Marlon Reid, Commerce, Bachelor of Commerce (BCom), Community General Manager, Canadian Imperial Bank of Commerce (CIBC)
I am currently serving as a Director in the Client Segment Strategy & Franchising group within the Personal & Business Banking arm of CIBC, where my focus is on the Inclusive Client Segment. The Inclusive Client Segment seeks to help make the ambitions of underserved communities, such as Indigenous clients, Black entrepreneurs, and Persons with Disabilities, a reality. Our work is underpinned by a comprehensive and robust Financial Education strategy. Additionally, I support the transformative and impactful work being done to engage the Mass Affluent client segment.
I also serve as Co-Lead on CIBC’s Black Employee Network, connecting team members and helping to advance talent from the Black community. The work I do within this Employee Network complements the commitment I have to the broader community. As a tireless and committed community leader, it's important to know that my values and care for the Black community is mirrored in the workplace.
Recently, I was recognized as one of Canada's 100 Most Influential Black Canadians by AFROGLOBAL TELEVISION. Among my greatest successes is having received awards in the names of Martin Luther King Jr. and Bob Marley, distinctions of which I am not only proud of, but humbled to be even mentioned in the same sentence of such international icons.

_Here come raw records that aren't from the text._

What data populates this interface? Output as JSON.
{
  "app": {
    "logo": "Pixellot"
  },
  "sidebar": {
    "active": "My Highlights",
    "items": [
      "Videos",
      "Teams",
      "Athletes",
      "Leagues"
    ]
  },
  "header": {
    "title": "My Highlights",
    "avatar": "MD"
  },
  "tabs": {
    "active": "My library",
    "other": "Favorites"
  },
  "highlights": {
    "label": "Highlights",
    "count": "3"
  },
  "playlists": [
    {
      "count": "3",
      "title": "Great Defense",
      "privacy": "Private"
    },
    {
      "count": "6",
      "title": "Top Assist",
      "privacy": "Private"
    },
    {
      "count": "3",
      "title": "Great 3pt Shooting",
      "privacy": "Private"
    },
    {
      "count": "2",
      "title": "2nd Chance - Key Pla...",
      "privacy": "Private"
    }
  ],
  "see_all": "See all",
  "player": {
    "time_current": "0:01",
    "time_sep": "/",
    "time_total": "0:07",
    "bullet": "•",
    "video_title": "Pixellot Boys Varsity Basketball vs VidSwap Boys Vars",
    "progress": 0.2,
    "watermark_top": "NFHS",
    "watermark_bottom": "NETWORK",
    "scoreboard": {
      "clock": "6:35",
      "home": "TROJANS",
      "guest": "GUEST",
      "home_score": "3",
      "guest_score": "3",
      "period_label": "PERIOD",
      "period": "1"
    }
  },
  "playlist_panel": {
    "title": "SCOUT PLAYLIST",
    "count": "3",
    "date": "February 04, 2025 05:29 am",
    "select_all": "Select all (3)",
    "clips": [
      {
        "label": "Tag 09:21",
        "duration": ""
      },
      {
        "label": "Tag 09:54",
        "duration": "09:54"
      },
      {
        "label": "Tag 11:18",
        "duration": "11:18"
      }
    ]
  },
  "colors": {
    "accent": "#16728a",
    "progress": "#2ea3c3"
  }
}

Working in a progressive and forward-thinking environment with some of the most talented people is what keeps me motivated each day at work. Most of all, I am inspired by the tremendous work involved in bringing about a positive difference in the lives of so many and in the effort we make to support the next generation of leaders and changemakers.
Two pieces of advice that I have for Black students at York University are: 1) It's not only what you know, it's not only who you know, it's also 'who knows you.' Take great care in cultivating and managing your brand; and 2) 'build it before you need it.' Don't wait until you need something to reach out and build your professional network. Instead, take genuine care and interest in people and embrace the exercise of discovery.